Sementara itu aksi WO Ananda ini malah berujung boikot aplikasi Traveloka. Semua bermula kala banyak warganet yang melihat CTO Traveloka, Derianto Kusuma yang juga merupakan alumni Kanisius, menjabat tangan dan memberikan ucapan selamat ke Ananda usai WO. Akhirnya terpecik dugaan kalau Derianto mendukung aksi Ananda sehingga berujung tindakan #BoikotTraveloka di Twitter.

 

Banyak warganet yang termakan isu dan saling meneriakkan pendapat kalau Traveloka sudah bersikap intoleran.

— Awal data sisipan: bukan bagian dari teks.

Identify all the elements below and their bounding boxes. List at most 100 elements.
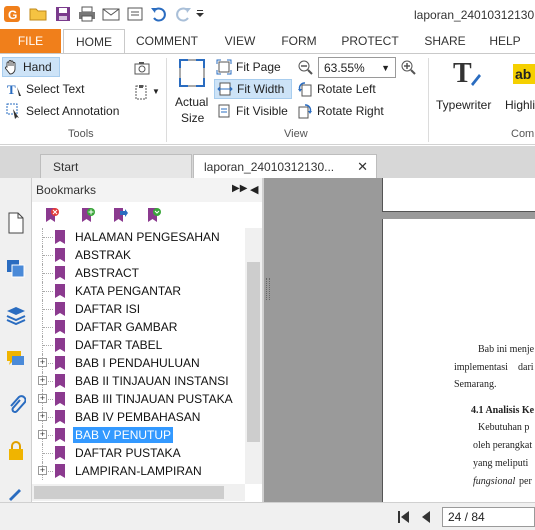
bookmark-item[interactable]: DAFTAR ISI [32, 300, 245, 318]
bookmark-item[interactable]: KATA PENGANTAR [32, 282, 245, 300]
rotate-left-button[interactable]: Rotate Left [297, 79, 376, 99]
bookmark-label: DAFTAR PUSTAKA [75, 446, 181, 460]
signature-icon[interactable] [5, 482, 27, 504]
expand-toggle-icon[interactable]: + [38, 358, 47, 367]
app-logo-icon[interactable]: G [3, 5, 21, 23]
highlight-button[interactable]: ab Highli [505, 58, 535, 116]
expand-toggle-icon[interactable]: + [38, 376, 47, 385]
layers-icon[interactable] [5, 304, 27, 326]
select-annotation-button[interactable]: Select Annotation [6, 101, 119, 121]
rotate-right-button[interactable]: Rotate Right [297, 101, 384, 121]
comment-group-label: Comm [511, 128, 535, 140]
comments-icon[interactable] [5, 348, 27, 370]
tab-home[interactable]: HOME [63, 29, 125, 54]
redo-icon[interactable] [174, 5, 192, 23]
go-to-bookmark-icon[interactable] [112, 207, 128, 223]
first-page-icon[interactable] [396, 509, 412, 525]
zoom-select[interactable]: 63.55% ▼ [318, 57, 396, 78]
typewriter-button[interactable]: T Typewriter [434, 58, 498, 116]
tab-document[interactable]: laporan_24010312130... ✕ [193, 154, 377, 178]
zoom-out-button[interactable] [297, 57, 317, 77]
bookmarks-vertical-scrollbar[interactable] [245, 228, 262, 484]
bookmark-item[interactable]: DAFTAR TABEL [32, 336, 245, 354]
scrollbar-thumb[interactable] [34, 486, 224, 499]
bookmark-item[interactable]: + BAB IV PEMBAHASAN [32, 408, 245, 426]
page-text-line: Semarang. [454, 379, 497, 390]
clipboard-dropdown[interactable]: ▼ [134, 82, 160, 102]
ribbon-panel: Hand T Select Text Select Annotation ▼ T… [0, 53, 535, 145]
bookmark-item[interactable]: DAFTAR PUSTAKA [32, 444, 245, 462]
customize-dropdown-icon[interactable] [194, 5, 206, 23]
bookmark-label: BAB IV PEMBAHASAN [75, 410, 201, 424]
print-icon[interactable] [78, 5, 96, 23]
select-text-button[interactable]: T Select Text [6, 79, 84, 99]
expand-toggle-icon[interactable]: + [38, 430, 47, 439]
properties-icon[interactable] [126, 5, 144, 23]
page-text-line: Kebutuhan p [478, 422, 530, 433]
tab-view[interactable]: VIEW [215, 29, 265, 53]
previous-page-icon[interactable] [418, 509, 434, 525]
rotate-right-label: Rotate Right [317, 104, 384, 118]
tab-help[interactable]: HELP [482, 29, 528, 53]
collapse-panel-icon[interactable]: ◀ [250, 183, 258, 196]
attachment-icon[interactable] [5, 394, 27, 416]
tab-comment[interactable]: COMMENT [129, 29, 205, 53]
tab-protect[interactable]: PROTECT [334, 29, 406, 53]
status-bar: 24 / 84 [0, 502, 535, 530]
bookmark-label: LAMPIRAN-LAMPIRAN [75, 464, 202, 478]
tab-start[interactable]: Start [40, 154, 192, 178]
fit-visible-button[interactable]: Fit Visible [216, 101, 288, 121]
fit-width-button[interactable]: Fit Width [214, 79, 292, 99]
open-folder-icon[interactable] [29, 5, 47, 23]
thumbnails-icon[interactable] [5, 258, 27, 280]
zoom-in-button[interactable] [400, 57, 420, 77]
email-icon[interactable] [102, 5, 120, 23]
bookmark-label: ABSTRAK [75, 248, 132, 262]
highlight-label: Highli [505, 98, 535, 112]
expand-toggle-icon[interactable]: + [38, 394, 47, 403]
expand-panel-icon[interactable]: ▶▶ [232, 183, 247, 194]
bookmarks-title: Bookmarks [36, 183, 97, 197]
view-group-label: View [284, 128, 308, 140]
bookmark-item[interactable]: + BAB I PENDAHULUAN [32, 354, 245, 372]
bookmark-item[interactable]: + BAB V PENUTUP [32, 426, 245, 444]
save-icon[interactable] [54, 5, 72, 23]
bookmark-item[interactable]: + LAMPIRAN-LAMPIRAN [32, 462, 245, 480]
tab-form[interactable]: FORM [272, 29, 326, 53]
bookmark-item[interactable]: ABSTRAK [32, 246, 245, 264]
bookmark-item[interactable]: DAFTAR GAMBAR [32, 318, 245, 336]
scrollbar-thumb[interactable] [247, 262, 260, 442]
lock-icon[interactable] [5, 440, 27, 462]
snapshot-button[interactable] [134, 58, 154, 78]
tab-file[interactable]: FILE [0, 29, 61, 53]
page-number-field[interactable]: 24 / 84 [442, 507, 535, 527]
highlight-icon: ab [513, 64, 535, 84]
close-icon[interactable]: ✕ [357, 155, 368, 179]
tab-share[interactable]: SHARE [416, 29, 474, 53]
fit-page-button[interactable]: Fit Page [216, 57, 281, 77]
rotate-left-icon [297, 81, 313, 97]
zoom-value: 63.55% [324, 61, 365, 75]
bookmark-item[interactable]: + BAB II TINJAUAN INSTANSI [32, 372, 245, 390]
expand-toggle-icon[interactable]: + [38, 466, 47, 475]
bookmarks-horizontal-scrollbar[interactable] [32, 484, 245, 501]
bookmark-item[interactable]: ABSTRACT [32, 264, 245, 282]
expand-bookmarks-icon[interactable] [146, 207, 162, 223]
bookmark-icon [55, 464, 65, 478]
fit-page-icon [216, 59, 232, 75]
hand-tool-button[interactable]: Hand [2, 57, 60, 77]
delete-bookmark-icon[interactable] [44, 207, 60, 223]
pages-icon[interactable] [5, 212, 27, 234]
add-bookmark-icon[interactable] [80, 207, 96, 223]
page-text-line: fungsional [473, 476, 516, 487]
actual-size-button[interactable]: Actual Size [172, 58, 212, 128]
document-page-current[interactable]: Bab ini menje implementasi dari Semarang… [382, 219, 535, 502]
bookmark-label: BAB V PENUTUP [73, 427, 174, 443]
bookmark-item[interactable]: + BAB III TINJAUAN PUSTAKA [32, 390, 245, 408]
splitter-grip[interactable] [266, 278, 270, 300]
expand-toggle-icon[interactable]: + [38, 412, 47, 421]
bookmark-item[interactable]: HALAMAN PENGESAHAN [32, 228, 245, 246]
bookmarks-list: HALAMAN PENGESAHAN ABSTRAK ABSTRACT KATA PE… [32, 228, 245, 484]
page-section-heading: 4.1 Analisis Ke [471, 405, 535, 416]
undo-icon[interactable] [150, 5, 168, 23]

Dalam penelusuran Detik, Derianto dan Ananda rupanya jadi dua dari lima alumni berprestasi Kanisius yang menerima penghargaan togel online selain Romo Magnis Suseso (tokoh Jesuit), Irwan Ismaun Soenggono (tokoh pembina Pramuka) dan Dr. Boenjamin Setiawan (pendiri Kalbe Farma).Hanya saja saat dihubungi ke pihak Traveloka hari Selasa (14/11), mereka menyebut kalau Derianto tak hadir.

 

Romo Magnis Sesalkan Aksi Ananda Sukarlan

 

Setelah pemberitaan aksi WO-nya ramai, Ananda pun mengaku kalau belum ada rencana meminta maaf. Diapun tak akan meminta untuk bertemu Anies meskipun jika memang berjumpa, dia berharap bisa berbicara empat mata dengan Mantan Menteri Pendidikan era Presiden SBY itu. Berbeda dengan Anies, Perhimpunan Alumni Kolese Kanisius (PAKKJ) dan Romo Magnis menyesalkan aksi WO itu.

 

Romo Magnis yang sudah meninggalkan lokasi sebelum aksi WO terjadi dengan alasan tidak fit itu menyesalkan aksi Ananda dan menyebut sebagai tindakan memalukan. Romo Magnis tidak menyalahkan panitia yang mengundang Gubernur Anies dan malah menilai kalau aksi WO itu bisa memperkeruh permusuhan. Meskipun, Romo Magnis tidak membenarkan ucapan pribumi dalam pidato Anies. Daripada memperpanjang masalah, Magnis mengajak semua orang untuk memberikan kesempatan kepada Gubernur Anies dalam mempertanggung jawabkan pekerjaannya.